Dick Perez, Baseball Artist
As a six-year-old, Perez arrived in New York City from Puerto Rico, with baseball helping him assimilate to the mainland.
When he was 16, Perez moved to Philadelphia, where he studied at the Pennsylvania Academy of Fine Arts and the University of Pennsylvania. Perez’s entry into baseball started in 1972 as a team artist for the Philadelphia Phillies. His paintings of all the Hall of Famers with ties to Philadelphia reside in a permanent collection at Citizens Bank Park.

While working with the Phillies, he also became the official artist for the National Baseball Hall of Fame. Perez has painted every Hall of Famer’s official portrait.
In 1980, the popular Perez-Steele Hall of Fame postcards were released and updated every year with every new induction until 2002. By the end of the project’s run, there were 270 postcards. The larger postcards have become favorites among autograph collectors.
Kickstarter Campaign
Evans is no stranger to the budgetary constraints of independent filmmaking. With Perez’s help, a Kickstarter campaign was initiated to raise $30,000 within two months. To date, the campaign has raised more than $40,000.
Funding opportunities for the film appear at different levels. For $100, a campaign backer will receive a new set created by Perez, limited to 499. The set, titled ‘Diamond Immortals,’ is the first release by Perez since his inserts appeared in 2008 Topps Chrome and Topps Heritage.

“My favorite thing about this card set is how much fun Dick is having to put it together,” Evans said. “I didn’t know how he would respond, but from the moment I brought it up, he was totally in.”
Diamond Immortals, originally slated as a 22-card set, has gradually expanded as the campaign gathered steam. When the campaign hit $35,000, Nolan Ryan was added. Steve Carlton was added when the campaign raised $40,000. The next goal of $50,000 will unlock the final card – a new painting of Tom Seaver.

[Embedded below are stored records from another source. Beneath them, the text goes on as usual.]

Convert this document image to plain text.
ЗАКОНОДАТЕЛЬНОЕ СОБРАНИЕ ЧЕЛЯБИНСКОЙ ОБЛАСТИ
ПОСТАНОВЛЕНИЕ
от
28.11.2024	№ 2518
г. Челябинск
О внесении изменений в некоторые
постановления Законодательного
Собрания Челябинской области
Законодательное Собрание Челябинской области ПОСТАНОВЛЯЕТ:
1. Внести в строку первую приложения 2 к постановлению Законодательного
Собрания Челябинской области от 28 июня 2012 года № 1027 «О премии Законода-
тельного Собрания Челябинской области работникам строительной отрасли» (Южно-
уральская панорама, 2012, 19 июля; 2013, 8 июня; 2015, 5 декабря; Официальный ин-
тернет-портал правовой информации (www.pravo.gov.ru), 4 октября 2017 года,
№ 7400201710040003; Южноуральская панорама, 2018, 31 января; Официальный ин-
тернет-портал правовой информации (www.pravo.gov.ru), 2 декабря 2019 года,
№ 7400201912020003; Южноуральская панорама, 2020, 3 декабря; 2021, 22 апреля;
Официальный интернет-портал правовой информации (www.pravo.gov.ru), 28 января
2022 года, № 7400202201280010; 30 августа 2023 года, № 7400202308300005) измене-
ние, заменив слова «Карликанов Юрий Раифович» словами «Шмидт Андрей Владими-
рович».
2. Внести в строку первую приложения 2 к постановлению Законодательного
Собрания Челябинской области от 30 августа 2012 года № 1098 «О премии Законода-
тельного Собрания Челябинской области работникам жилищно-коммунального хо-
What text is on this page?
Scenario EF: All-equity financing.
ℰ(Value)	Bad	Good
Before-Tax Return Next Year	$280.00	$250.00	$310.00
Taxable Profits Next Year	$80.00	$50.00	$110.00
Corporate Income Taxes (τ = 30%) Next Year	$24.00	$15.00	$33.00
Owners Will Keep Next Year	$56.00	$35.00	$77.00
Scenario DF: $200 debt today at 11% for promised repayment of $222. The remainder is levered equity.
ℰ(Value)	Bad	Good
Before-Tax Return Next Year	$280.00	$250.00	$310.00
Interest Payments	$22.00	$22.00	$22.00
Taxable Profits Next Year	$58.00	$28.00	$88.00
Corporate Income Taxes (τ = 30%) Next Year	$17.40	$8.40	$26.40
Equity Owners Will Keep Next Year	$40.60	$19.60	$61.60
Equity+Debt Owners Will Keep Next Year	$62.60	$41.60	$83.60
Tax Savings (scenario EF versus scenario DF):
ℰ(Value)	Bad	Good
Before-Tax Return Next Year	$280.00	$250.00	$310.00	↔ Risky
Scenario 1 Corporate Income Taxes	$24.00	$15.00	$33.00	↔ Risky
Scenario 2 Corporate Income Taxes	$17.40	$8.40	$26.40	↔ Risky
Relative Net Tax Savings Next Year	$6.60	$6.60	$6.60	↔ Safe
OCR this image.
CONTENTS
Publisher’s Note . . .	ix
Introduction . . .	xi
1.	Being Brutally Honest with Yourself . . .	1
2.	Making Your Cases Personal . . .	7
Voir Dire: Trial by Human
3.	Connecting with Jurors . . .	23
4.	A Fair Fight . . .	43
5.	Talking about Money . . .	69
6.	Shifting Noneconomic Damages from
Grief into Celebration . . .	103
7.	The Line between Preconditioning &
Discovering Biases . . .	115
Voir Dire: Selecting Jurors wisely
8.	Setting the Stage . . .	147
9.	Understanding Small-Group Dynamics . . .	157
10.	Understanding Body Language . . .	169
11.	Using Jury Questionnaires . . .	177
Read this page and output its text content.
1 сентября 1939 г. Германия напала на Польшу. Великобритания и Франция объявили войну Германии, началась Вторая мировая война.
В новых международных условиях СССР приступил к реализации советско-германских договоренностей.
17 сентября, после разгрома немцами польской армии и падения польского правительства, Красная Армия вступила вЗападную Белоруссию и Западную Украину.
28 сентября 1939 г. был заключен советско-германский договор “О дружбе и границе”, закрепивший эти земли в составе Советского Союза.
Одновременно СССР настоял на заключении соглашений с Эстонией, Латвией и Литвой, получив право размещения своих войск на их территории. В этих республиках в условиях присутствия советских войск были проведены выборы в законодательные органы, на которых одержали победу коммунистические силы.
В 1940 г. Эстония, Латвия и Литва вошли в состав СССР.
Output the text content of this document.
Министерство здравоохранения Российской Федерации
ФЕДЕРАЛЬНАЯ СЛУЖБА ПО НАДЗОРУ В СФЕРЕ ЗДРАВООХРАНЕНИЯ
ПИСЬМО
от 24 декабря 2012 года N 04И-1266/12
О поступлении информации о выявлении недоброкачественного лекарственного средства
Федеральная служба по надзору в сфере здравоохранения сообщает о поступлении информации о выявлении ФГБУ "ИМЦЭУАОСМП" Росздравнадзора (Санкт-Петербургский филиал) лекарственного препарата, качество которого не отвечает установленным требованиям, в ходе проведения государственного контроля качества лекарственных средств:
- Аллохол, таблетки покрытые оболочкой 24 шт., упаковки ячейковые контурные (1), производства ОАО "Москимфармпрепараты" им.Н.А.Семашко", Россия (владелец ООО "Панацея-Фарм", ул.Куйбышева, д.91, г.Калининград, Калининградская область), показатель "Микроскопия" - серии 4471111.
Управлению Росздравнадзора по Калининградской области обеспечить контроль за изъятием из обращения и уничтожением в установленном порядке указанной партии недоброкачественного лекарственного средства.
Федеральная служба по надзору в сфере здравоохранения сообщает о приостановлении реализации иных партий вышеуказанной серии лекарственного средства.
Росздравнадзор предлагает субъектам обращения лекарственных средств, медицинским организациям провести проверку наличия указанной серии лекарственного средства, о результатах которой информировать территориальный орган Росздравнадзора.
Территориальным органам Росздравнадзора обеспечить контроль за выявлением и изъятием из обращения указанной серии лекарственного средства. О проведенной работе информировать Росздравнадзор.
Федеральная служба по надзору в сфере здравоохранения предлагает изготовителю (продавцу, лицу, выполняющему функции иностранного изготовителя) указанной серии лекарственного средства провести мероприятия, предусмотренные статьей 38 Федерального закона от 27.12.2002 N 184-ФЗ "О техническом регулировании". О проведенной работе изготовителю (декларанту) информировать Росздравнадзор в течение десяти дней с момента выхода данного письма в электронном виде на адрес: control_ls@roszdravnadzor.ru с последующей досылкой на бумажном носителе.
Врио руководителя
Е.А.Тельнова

“I thought the hobby would find this project interesting and want to get involved, but you never know,” Evans said. “I’ve been absolutely thrilled with the response. I figured that if I made something authentic as a baseball lover, it would find an audience of other people who love baseball and baseball cards.”
Other supporter options include a $249 pledge for a Perez-signed print of Aaron Judge numbered to 99. Also available for $5,000 is an original oil on canvas painting of Shohei Ohtani that Perez used for the Diamond Immortals set.
When the campaign hit $40,000, all supporters will be eligible for a random drawing of an original oil on canvas painting of Aaron Judge. With two weeks left in the campaign, $41,000 have been raised.

The Diamond King Release
According to Evans, filming for The Diamond King is scheduled to finish at the end of the year and be released sometime in 2024, primarily through film festivals across the country first.
The film is in the early stages of production. Evans hopes to include footage of this year’s National Sports Collectors Convention in Chicago, where Perez will be at the Robert Edward Auctions booth. He also hopes to have footage of this year’s National Baseball Hall of Fame Induction Ceremony weekend.
All Kickstarter campaign supporters will get their names in the end credits. Backers that give $25 or more will get access to an early online film screening.